Gov. Kate Brown: Consumers Would Pay Part Of Corporate Tax Increase Cost

By Jeff Mapes (OPB)
Aug. 26, 2016 1 p.m.

Related: Citizens Panel Narrowly Endorses Measure 97 Tax Measure

Gov. Kate Brown conceded Thursday that Oregon consumers would have to bear some of the costs of the proposed $3 billion corporate tax increase on the November ballot.


In her first extensive interview on Measure 97 since endorsing it early this month, Brown defended the measure as the only “viable option” for sustaining needed investments in schools, health care and other services.

The governor told OPB that the initiative would force large corporations to pay a “more fair share” of the tax burden in Oregon.

But she also disagreed with sponsors of the measure, who have contended that the major corporations subject to the tax would not be able to pass it on to consumers.

“Oregonians are smart enough to realize there will be, um, they will bear some of these increased costs,” Brown said. She did not say what share she thought would be passed on to consumers, noting that economists have differed on that.

The Legislative Revenue Office has estimated that the measure would eventually cost Oregon households between $372 and $1,282 a year, depending on their income level. Most of that would be in higher prices, although some would represent lost wages.

Related: Gov. Kate Brown Endorses Corporate Tax Increase Ballot Measure

Paul Warner, the chief revenue officer, said he estimates that about half the tax hike would be passed on to consumers.


Sponsors argue that major out-of-state corporations would find it difficult to pass on price increases to Oregon consumers, both because of national pricing policies and competition from firms that aren’t subject to the tax. Katherine Driessen, a spokeswoman for the pro-97 campaign, said she is “glad the governor is working with us and looking for the interests of all Oregonians.” But she added, “We certainly don’t think these costs are going to be borne by consumers.”

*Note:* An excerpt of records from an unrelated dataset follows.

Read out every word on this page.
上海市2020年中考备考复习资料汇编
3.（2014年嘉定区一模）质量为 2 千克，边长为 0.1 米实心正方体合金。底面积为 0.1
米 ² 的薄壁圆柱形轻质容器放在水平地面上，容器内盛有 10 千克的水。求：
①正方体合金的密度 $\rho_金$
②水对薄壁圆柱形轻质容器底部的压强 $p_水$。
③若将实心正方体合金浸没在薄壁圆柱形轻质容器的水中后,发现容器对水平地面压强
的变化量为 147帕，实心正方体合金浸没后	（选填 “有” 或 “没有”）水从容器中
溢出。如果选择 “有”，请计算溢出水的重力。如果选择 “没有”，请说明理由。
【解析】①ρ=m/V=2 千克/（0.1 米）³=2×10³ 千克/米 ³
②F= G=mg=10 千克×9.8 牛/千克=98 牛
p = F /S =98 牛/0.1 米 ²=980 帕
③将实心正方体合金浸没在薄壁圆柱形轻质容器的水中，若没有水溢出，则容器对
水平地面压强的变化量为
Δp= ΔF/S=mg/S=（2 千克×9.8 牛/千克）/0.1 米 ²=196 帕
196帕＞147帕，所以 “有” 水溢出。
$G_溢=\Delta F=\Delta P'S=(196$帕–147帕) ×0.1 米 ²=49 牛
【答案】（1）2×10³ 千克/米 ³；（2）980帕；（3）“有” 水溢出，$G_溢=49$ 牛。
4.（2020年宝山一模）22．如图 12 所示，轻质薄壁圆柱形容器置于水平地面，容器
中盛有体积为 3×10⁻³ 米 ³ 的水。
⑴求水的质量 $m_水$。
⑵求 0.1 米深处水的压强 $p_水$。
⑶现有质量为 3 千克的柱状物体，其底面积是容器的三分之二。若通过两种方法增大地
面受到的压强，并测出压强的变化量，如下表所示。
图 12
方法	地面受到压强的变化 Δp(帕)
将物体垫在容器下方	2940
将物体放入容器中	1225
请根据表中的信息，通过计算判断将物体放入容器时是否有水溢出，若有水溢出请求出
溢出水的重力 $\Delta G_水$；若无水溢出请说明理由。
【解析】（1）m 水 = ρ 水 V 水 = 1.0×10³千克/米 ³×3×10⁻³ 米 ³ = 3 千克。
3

Pat McCormick, a spokesman for opponents, said Brown’s comments further support their contention that much of the costs will find their way to consumers. Backers, he said, are resorting to “sham economics” to argue otherwise.

Brown had earlier proposed expanding the Earned Income Tax Credit for low-income Oregonians in the event the measure passed. She said Thursday that she wanted to ease the impact of Measure 97 on low-income Oregonians, particularly when it comes to energy costs. Generally speaking, utilities are allowed to pass taxes on to consumers when their rates are set by the Public Utility Commission.

In any case, Brown said the positive impacts of the tax far outweigh the negatives.

“It definitely puts a more fair share on out-of-state corporations,” she said, adding, “The question is, if it wouldn’t be doing that, why are corporations — businesses — spending so much money to defeat the measure.”

Related: OPB Politics Now: Fighting Corporate Taxes, GOP Convention Preview

Brown said the state’s budget would become “untenable” without a major infusion of revenue. She said the state is projected to face a $1.35 billion shortfall in its next budget cycle.

“I don’t see how you make those levels of cuts without significantly reducing our school year, without increasing class sizes and without gutting our early childhood education programs,” Brown added, “and without putting up more barriers in this state to attend community college and our universities.”

Brown’s Republican critics have repeatedly charged that she is supporting Measure 97 because the initiative is being financed by the state’s public employee unions, which are among her key political allies.

Brown said that’s not the case. She said she tried to build consensus among labor and business interests for an alternative approach but came up empty.

“Do I think that (this) ballot measure is the best way to make public policy? Absolutely not,” Brown said. “But I think there is a level of frustration that both the legislature and governors haven’t able to tackle the issue of tax reform. This a viable option. It restores balance; it provides resources on the table for key programs; and I think it makes sense for Oregon right now.”